GEORGE TOWN: A man suspected of involvement in drugs was brought to a Magistrate’s Court with a garbage bag over his head because he had come into contact with someone who had tested positive for Covid-19, a lawyer said in highlighting the lack of social distancing at the courts.
Other lawyers told of detainees, including those brought to court to be charged with violating the movement control order (MCO), being herded together and kept in close contact, defeating the efforts of the health ministry which is urging people to practise social distancing to stop the spread of Covid-19.
A lawyer, who declined to be named, said a handcuffed suspect, believed involved in drugs, was brought to the Magistrate’s Court here on March 25 with a garbage bag over his head.
“The escorting policeman told me that he had been in the same house as a Covid-19 positive family member who had gone to the Sri Petaling tabligh gathering earlier this month.
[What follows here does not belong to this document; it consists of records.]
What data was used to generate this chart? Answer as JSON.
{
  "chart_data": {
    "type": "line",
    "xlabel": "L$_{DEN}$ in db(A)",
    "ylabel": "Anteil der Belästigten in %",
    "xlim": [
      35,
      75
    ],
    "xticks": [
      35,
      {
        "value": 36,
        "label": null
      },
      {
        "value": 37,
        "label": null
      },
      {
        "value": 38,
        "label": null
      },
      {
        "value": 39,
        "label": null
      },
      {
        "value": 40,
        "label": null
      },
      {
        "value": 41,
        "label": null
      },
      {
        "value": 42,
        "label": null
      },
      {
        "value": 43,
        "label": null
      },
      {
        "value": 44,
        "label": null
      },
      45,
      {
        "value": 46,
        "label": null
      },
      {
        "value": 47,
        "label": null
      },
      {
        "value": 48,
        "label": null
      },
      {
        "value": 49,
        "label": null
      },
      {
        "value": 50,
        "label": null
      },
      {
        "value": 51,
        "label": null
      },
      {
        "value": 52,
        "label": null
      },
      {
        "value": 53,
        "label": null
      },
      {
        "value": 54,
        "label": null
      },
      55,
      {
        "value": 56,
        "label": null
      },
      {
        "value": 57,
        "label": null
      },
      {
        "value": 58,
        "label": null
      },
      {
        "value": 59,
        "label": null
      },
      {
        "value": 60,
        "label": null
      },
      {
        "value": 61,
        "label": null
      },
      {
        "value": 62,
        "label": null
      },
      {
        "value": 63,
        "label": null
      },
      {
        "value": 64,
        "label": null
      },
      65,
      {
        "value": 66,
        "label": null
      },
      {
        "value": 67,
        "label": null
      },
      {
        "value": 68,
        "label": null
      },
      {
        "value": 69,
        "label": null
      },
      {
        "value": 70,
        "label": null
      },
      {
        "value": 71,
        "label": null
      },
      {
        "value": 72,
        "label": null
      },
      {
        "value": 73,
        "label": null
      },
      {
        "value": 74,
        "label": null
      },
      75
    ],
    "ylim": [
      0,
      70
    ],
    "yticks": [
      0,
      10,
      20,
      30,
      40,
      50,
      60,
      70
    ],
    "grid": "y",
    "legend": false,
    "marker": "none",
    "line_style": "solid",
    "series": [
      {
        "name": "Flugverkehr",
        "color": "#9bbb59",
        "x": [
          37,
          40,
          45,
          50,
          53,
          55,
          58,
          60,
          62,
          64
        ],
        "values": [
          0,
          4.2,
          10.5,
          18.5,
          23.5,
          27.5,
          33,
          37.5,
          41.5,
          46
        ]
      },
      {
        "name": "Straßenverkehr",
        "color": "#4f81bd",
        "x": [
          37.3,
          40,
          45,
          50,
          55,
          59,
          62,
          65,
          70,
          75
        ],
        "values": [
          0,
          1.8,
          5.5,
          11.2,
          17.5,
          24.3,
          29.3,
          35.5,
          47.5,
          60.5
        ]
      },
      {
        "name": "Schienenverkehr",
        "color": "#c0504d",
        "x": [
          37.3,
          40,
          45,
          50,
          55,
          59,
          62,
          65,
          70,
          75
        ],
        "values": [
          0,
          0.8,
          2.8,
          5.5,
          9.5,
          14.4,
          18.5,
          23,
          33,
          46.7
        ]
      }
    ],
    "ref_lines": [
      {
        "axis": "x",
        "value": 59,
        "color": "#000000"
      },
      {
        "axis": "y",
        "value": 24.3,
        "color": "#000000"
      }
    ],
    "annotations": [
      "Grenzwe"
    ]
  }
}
“He also told me they had no face masks at that time, so they had to resort to garbage bags,” the lawyer said.
The lawyer said the suspect was then made to stand at the door of the courtroom with the garbage bag removed, as the magistrate did not want him near the dock.
“I have never seen someone being charged by the entrance of the courtroom,” the lawyer added.
Another lawyer, V Parthipan, told FMT that over the past week, many suspects, including the ones to be charged with violating the MCO, were physically “too close for comfort”.
“We have seen many of those to be charged being brought in large numbers, say 40 to 50, all placed in one courtroom. There is barely any space between them.
“Very few were seen with face masks. They should be separated by a metre at least to respect the health authorities’ recommendations,” he said.
Lawyer Bala Mahesan said the treatment of detainees was now bordering on the inhumane, as he observed six men crammed into the dock with handcuffs on each other’s hands.
“And when their case is called, they would have to yank the others attached to them, that is how close they are,” he said.
In response to these concerns, the Malaysian Bar today called on the police to treat detainees with extra care in the wake of the Covid-19 pandemic.
Malaysian Bar president Salim Bashir said police officers escorting detainees must ensure there was a distance of at least 1m between detainees and that they had face masks on.
“By right, each detainee should be brought in one by one to maintain social distancing.
“Those infected have a real chance of spreading the virus, so bringing detainees in close contact would defeat the health authorities’ intention of curbing the spread of the virus,” he said
Another lawyer, who wanted to remain anonymous, said while the calls by his fellow bar members were fair, in reality, it would be a logistical nightmare for the police to practise social distancing.
He also said the Criminal Procedure Code currently allowed suspects to be chain-linked and brought to court.
“Unless the government drafts new regulations concerning the handling of detainees, the police are obliged to follow,” he said.